Limitations and Biases#

  1. The default context length for the underlying model in Tabular Fine-Tuning can handle datasets with roughly 50 columns (less if modeling inter-row correlations using group_training_examples_by). Similarly, the default context length can handle event-driven data with sequences up to roughly 20 rows. To go beyond that, increase rope_scaling_factor. Note that the exact threshold (where the job will crash) depends on the number of tokens needed to encode each row, so decreasing the length of column names, abbreviating values, or reducing the number of columns can also help.

  2. Given the model is an LLM, mappings from the training data often persist in the synthetic output, but there is no guarantee. If you require mappings across columns to persist, we recommend doing pre-processing to concatenate the columns or post-processing to filter out rows where the mappings did not persist.

  3. Pre-trained models such as the underlying model in Tabular Fine-Tuning may produce untrue and/or offensive content without warning.
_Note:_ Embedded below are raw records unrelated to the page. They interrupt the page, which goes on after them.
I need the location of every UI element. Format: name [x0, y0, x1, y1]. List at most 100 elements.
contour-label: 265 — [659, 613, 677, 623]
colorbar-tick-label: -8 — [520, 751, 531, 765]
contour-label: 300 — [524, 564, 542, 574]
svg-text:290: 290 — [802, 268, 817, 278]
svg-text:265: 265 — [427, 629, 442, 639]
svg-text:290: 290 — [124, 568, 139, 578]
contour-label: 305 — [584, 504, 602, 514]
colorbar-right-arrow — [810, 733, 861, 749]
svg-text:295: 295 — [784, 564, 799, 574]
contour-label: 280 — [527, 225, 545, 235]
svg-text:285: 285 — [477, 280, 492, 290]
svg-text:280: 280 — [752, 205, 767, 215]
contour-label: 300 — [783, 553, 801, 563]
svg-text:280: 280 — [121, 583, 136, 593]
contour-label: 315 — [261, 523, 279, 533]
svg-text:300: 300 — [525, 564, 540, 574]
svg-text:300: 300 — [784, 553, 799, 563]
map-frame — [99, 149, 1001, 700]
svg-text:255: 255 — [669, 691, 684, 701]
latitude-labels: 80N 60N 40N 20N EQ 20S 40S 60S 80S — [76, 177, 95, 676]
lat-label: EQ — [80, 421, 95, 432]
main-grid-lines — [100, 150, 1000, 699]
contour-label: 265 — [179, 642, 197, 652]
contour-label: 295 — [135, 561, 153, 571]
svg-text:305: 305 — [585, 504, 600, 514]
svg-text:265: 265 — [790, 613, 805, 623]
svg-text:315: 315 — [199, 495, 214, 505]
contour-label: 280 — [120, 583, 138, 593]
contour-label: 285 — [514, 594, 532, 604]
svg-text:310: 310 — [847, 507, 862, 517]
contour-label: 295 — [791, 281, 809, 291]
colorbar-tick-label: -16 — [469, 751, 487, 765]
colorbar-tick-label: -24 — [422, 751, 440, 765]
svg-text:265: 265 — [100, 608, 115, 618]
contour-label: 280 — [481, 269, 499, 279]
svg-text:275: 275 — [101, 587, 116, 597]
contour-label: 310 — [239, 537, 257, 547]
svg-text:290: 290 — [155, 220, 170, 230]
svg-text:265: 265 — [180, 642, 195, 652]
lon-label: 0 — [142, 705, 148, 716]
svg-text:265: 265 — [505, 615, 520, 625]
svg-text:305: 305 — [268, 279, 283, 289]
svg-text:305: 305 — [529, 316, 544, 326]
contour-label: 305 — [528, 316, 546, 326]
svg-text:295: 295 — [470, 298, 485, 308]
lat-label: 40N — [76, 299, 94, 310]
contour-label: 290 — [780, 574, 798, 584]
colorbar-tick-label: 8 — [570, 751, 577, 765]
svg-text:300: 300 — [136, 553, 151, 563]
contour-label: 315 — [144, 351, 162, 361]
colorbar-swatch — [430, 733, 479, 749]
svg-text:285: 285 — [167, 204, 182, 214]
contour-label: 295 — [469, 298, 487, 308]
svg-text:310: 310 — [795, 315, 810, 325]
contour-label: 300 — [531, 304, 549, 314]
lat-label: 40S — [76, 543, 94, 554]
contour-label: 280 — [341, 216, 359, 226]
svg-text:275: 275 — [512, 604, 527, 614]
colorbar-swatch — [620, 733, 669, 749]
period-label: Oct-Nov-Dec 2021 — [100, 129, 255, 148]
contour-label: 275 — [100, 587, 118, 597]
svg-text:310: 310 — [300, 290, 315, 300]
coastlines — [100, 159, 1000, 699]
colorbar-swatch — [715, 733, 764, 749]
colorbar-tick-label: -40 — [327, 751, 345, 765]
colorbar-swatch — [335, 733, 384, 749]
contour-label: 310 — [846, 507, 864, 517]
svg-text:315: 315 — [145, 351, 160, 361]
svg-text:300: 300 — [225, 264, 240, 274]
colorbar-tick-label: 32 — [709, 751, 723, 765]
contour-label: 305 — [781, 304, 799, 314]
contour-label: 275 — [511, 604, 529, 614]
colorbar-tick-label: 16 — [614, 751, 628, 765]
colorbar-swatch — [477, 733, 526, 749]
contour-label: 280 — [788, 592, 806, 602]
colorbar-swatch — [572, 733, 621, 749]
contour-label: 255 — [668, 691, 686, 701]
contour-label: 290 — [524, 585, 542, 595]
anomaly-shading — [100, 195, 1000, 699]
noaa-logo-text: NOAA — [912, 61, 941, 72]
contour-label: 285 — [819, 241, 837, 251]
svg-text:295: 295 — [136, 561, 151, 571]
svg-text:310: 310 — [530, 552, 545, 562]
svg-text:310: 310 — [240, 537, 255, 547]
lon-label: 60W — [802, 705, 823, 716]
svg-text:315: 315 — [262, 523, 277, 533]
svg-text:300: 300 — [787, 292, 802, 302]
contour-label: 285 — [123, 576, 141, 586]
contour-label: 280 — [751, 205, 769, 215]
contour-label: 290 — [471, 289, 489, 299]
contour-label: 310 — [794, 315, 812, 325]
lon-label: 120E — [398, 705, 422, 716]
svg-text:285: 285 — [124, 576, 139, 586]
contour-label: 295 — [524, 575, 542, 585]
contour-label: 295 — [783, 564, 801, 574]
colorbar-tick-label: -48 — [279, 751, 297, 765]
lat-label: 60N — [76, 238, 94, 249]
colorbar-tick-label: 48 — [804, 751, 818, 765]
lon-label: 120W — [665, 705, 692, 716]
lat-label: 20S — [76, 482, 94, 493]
We recommend having a human curate or filter the outputs before releasing them, both to censor undesirable content and to improve the quality of the results.

Troubleshooting#

Tabular Fine-Tuning is recommended when:

  • You want to generate synthetic data and have a sample of at least 500 rows of real data

  • Your dataset has (or can be reduced to) relatively few columns (<30)

  • There are relatively few events per sequence (<10) if you have event-driven data

Common errors#

Once common error you might face when running Tabular Fine-Tuning is limited context window.

Limited context window#

When you train the Tabular Fine-Tuning model, we pass data into the LLM’s context window repeatedly. All of the data related to a single example (i.e. one record, or all records for event-driven data) must fit inside the context window so that it can get passed in together.

When your data has many columns (>30), a single row can often exceed the context window, especially if any columns contain long free text. Similarly, if you have many events per sequence (>10) for event-driven data, passing in all of those at one time (required to learn the event sequences) can exceed the context window.

It is important to highlight that these are all rough guidelines. If your data has fewer columns, you may be able to fit more events per sequence. If your data has long free text in some columns, you may be limited at far fewer than 30 columns.

If any record (or set of records within a sequence for event-driven data) exceeds the context window, the job will not even start fine-tuning.

Possible configuration and data changes that can help this error:

  • You can increase the rope_scaling_factor in order to scale up the context window size (integer between 1 and 6; maximum value is 6)

    • This can be effective, but note that it typically increases the runtime.

  • If you have sequenced data, you can try reducing the number of rows in each sequence (<8-10). Each sequence with all its included rows is assumed as a single example for the LLM. Hence, with more rows, you are more likely to exceed the context window size limit. (Note: Having a high number of columns can make this situation worse!)

  • You can reduce the number of columns (try <20). In particular, columns with long text tend to eat up a good chunk of the context window and are great candidates for removal. If there are columns that are not correlated with any other column, consider removing them as a pre-processing step and adding them back as a post-processing step if needed.